Dave's remark on switching to the student's shoes and contemplating what you can get out of a co-supervisor is, in my opinion, a very useful one and should be of primary concern to students.
Let me put some personal perspective on this. I, as a senior post-doc, act as a co-supervisor of two PhD students (with some international twist to it within the EU context) and have colleagues who do the same, hence my observations below. Of course my view is one of a junior researcher, so take it with a grain of salt.
My benefits from being a co-supervisor are the following, in the order of subjective importance:
new horizons: the students act as drivers and catalysts of research topics I do not necessarily care for in a very personal and deep manner. It means that I can broaden my horizons and get somebody pushing me towards learning something new. That is a good thing for me as a curious person, as well as for my career.

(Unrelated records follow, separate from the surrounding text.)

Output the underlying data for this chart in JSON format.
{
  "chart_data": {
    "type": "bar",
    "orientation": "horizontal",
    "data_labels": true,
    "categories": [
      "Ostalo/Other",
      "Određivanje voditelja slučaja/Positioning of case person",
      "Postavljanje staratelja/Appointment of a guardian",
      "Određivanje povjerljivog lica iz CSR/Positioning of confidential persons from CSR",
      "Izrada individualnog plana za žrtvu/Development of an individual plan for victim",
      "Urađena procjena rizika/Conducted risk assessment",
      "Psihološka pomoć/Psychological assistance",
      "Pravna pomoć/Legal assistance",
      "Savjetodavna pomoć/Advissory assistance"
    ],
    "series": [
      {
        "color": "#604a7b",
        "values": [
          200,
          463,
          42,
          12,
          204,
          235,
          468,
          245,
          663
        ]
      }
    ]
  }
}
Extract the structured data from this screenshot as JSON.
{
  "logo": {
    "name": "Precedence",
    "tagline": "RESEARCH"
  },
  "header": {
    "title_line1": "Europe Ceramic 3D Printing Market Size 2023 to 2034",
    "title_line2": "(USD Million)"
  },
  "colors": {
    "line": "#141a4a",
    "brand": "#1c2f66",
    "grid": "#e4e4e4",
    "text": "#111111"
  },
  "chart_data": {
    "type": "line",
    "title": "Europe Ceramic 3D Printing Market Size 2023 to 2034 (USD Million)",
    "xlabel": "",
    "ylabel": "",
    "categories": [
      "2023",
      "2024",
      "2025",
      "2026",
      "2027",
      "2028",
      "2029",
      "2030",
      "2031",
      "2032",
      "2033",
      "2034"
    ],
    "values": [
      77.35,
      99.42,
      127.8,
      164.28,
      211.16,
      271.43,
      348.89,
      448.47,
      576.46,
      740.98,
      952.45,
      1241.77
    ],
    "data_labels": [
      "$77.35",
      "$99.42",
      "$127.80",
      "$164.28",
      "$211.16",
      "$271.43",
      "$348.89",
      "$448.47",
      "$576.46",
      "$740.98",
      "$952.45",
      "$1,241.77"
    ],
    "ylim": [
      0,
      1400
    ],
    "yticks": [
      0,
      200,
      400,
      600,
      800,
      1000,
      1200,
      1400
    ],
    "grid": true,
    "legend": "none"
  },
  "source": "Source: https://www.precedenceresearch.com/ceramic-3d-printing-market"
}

publication record: given the first point, obviously, if the students work well and our collaboration works well too, since I get as much influence on their work as they allow me, or ask me to, we get together some useful stuff done and get papers published. I would stress the word "together", where I rather take the passenger's seat and try to help wherever necessary, but the crucial decisions are student's. The finished and delivered projects, as well as papers are obviously a good thing for both of us, too.
project leadership experience: often the collaboration is in a context of a project, where, as the more senior guy,I would take the role of a project manager, or a team leader. Of course this gives me plus points to the CV as well, not speaking about learning how to do this kind of work. Another good thing for my career.
soft skills: by doing the above and by that closely collaborating with people with whom my bond is tighter than just a joint interest (as it would be with a member of my community from a different institution), in a way, we are supposed to work out our ways along each other. At least for me, that is a good training too and good for my life and career, whatever twist should it take in the future.
should the collaborating partner become a friend of mine during the process, I would add it as a benefit too. But obviously this one is not everybody's piece of cake.
All in all, the points above boil down to a single one: being a co-supervisor means for me to become and act as a senior buddy to the student and prepares me for running my own lab/group, should it become reality one day.